If you’re social media savvy, you can market products, services, and ideas to people who might never have known you exist, and it doesn’t cost the Earth to do so.
Six Degrees of Separation
It all started with one of the first social network service websites, SixDegrees.com, founded in 1996 by CEO Andrew Weinreich. The site worked with the Web of Contacts model and allowed users to post bulletin board items within their first, second, and third-degree social connections.
Social networking sites like Friendster, MySpace, LinkedIn, XING, and of course, Facebook followed. 2020 stats highlight that Facebook now has 2.41 billion active users per month and is the world’s third-most visited site.
Social media certainly has its downsides; it negatively impacts young people’s mental health, for example (see “The Coddling of the American Mind” by Jonathan Haidt, Greg Lukianoff). Plus the question of tech censorship, whereby some assert there is too much censoring of free speech, others claim there isn’t enough.
Maybe an aspect of web development’s future lies in ironing out these kinks?
Commerce
I raise this next point knowing, as always, that a time and a place exists for in-real-life interaction. Conducting everything online removes the much-needed face to face connections crucial to our mental and physical wellbeing.
Conversely, people with chronic illnesses, disabilities, and other extenuating circumstances can’t always do the IRL shopping thing. Online commerce is also painfully relevant to the old global pandemic schtick in our midst.
If you told a 10-year-old me that in 2019 consumers would spend $601.75 billion online with U.S. merchants, I’d reply, ‘What’s spending online? Is that like QVC or something?’ Because it was almost unheard of, and my Mum LOVED QVC — shout out to Christmas in July.
Design Bundles started their journey in 2015 by developing a landing page offering their first “Font Bundle,” with 96% off the RRP. Providing design elements in money-saving bundles was almost unheard of at the time.

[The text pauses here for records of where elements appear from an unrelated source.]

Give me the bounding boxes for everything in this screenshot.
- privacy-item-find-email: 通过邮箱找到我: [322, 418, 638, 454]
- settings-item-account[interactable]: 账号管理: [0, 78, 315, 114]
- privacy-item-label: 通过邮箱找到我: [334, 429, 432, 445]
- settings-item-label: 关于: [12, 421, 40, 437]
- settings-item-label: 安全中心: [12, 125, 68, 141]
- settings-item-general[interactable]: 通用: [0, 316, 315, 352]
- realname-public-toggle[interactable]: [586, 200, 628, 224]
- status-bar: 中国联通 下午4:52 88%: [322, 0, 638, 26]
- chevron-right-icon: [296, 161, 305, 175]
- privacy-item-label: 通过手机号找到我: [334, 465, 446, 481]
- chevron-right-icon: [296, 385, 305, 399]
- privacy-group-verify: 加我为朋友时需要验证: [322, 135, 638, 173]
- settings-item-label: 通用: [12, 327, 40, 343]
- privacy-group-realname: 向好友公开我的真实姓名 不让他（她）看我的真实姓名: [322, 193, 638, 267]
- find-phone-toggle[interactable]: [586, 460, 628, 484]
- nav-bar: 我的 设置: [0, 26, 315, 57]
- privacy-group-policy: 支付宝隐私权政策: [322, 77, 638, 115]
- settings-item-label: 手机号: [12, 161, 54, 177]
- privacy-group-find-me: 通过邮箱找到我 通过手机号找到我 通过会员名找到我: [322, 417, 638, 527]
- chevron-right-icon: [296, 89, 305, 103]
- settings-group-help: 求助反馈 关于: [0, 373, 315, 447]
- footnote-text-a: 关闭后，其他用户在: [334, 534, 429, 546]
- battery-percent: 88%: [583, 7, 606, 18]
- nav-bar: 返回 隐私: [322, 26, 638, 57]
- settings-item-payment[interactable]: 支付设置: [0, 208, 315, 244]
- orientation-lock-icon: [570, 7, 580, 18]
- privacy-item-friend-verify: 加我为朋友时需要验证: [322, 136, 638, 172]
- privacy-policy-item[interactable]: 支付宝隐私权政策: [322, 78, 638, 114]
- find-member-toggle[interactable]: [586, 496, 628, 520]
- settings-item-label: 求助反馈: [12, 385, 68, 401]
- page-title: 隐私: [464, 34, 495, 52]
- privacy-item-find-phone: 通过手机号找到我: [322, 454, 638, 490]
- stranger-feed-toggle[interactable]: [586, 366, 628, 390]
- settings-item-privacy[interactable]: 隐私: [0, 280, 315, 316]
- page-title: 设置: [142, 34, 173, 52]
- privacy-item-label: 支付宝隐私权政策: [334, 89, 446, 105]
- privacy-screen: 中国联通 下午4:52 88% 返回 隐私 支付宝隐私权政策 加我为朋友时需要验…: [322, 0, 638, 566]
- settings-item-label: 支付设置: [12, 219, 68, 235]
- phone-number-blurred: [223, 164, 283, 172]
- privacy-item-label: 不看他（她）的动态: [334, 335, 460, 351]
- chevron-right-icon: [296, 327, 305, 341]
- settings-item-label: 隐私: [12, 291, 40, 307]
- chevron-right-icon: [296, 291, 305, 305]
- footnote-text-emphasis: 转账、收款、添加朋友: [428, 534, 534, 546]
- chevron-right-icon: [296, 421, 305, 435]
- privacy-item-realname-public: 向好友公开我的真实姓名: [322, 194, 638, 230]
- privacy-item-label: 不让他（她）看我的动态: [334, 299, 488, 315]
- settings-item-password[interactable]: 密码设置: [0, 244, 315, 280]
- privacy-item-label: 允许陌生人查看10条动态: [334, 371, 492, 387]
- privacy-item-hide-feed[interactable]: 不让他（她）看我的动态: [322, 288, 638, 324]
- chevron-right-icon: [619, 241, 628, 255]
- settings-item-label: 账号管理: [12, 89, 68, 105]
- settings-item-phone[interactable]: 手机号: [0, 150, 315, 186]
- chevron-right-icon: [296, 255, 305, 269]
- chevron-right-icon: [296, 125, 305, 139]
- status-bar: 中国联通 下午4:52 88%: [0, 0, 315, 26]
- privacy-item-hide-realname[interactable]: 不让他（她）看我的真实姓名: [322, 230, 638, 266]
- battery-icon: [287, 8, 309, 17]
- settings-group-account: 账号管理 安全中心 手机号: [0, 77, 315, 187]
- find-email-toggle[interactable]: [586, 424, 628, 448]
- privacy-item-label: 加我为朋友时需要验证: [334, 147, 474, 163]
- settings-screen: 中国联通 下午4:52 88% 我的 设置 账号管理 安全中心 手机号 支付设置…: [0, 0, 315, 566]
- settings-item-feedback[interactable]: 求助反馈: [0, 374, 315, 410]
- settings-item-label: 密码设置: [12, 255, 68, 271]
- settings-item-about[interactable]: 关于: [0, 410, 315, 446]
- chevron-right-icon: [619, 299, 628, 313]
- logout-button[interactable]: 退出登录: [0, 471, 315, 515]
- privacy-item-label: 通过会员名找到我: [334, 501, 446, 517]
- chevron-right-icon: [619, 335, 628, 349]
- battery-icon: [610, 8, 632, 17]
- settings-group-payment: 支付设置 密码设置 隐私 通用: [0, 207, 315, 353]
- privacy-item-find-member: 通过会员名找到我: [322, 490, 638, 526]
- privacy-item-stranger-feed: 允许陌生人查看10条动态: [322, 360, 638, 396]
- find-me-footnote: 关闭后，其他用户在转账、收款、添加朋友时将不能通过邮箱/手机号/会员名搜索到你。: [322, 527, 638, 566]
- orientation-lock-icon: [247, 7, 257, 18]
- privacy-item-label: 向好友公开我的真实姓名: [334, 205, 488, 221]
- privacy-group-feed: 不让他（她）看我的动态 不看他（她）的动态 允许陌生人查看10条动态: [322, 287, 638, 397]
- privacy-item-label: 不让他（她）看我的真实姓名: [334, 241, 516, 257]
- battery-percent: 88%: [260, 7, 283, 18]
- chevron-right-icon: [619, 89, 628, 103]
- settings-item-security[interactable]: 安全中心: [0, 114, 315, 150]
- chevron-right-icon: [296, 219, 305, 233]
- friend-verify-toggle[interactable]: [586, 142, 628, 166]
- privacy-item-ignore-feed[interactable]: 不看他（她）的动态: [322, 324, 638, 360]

The three friends and founders didn’t stop there. After the success of their first bundle, they developed the first-ever PUA encoded online marketplace, FontBundles.net offering free fonts for commercial use among other free and premium products. Then in July 2016, they launched DesignBundles.net.
Entertainment
Thanks to the world-wide-web and the developers who continue to shape it, the average person now has access to a world of online entertainment. From music to films/TV series, and even wrestling (it’s still real to me 😭), the way we access and consume entertainment has changed dramatically.
Let’s take Netflix as an example. Reed Hastings and Marc Randolph founded the American content platform and production company in 1997, and by the third quarter of 2020, a whopping 195.15 million paid subscribers signed up globally. And if you love Netflix and chill, you have Python wielding developers to thank for the experience.
Just When You Think You Have the Answers
Let’s stick with the subject of on-demand entertainment streaming services. Do you love old school territory wrassling, showbiz ‘sports entertainment,’ or hold a special place in your heart for both? *Puts hand up, loves wrestling*
Thanks to the developers behind the WWE Network, you can now access most wrestling archives (from ECW to Mid-South Wrestling, or my personal favorite AWA Championship Wrestling) and the current WWE product all in one place.
Fangirling aside, this was a massive evolution in the way people consume wrestling brought into fruition by talented developers — WOO!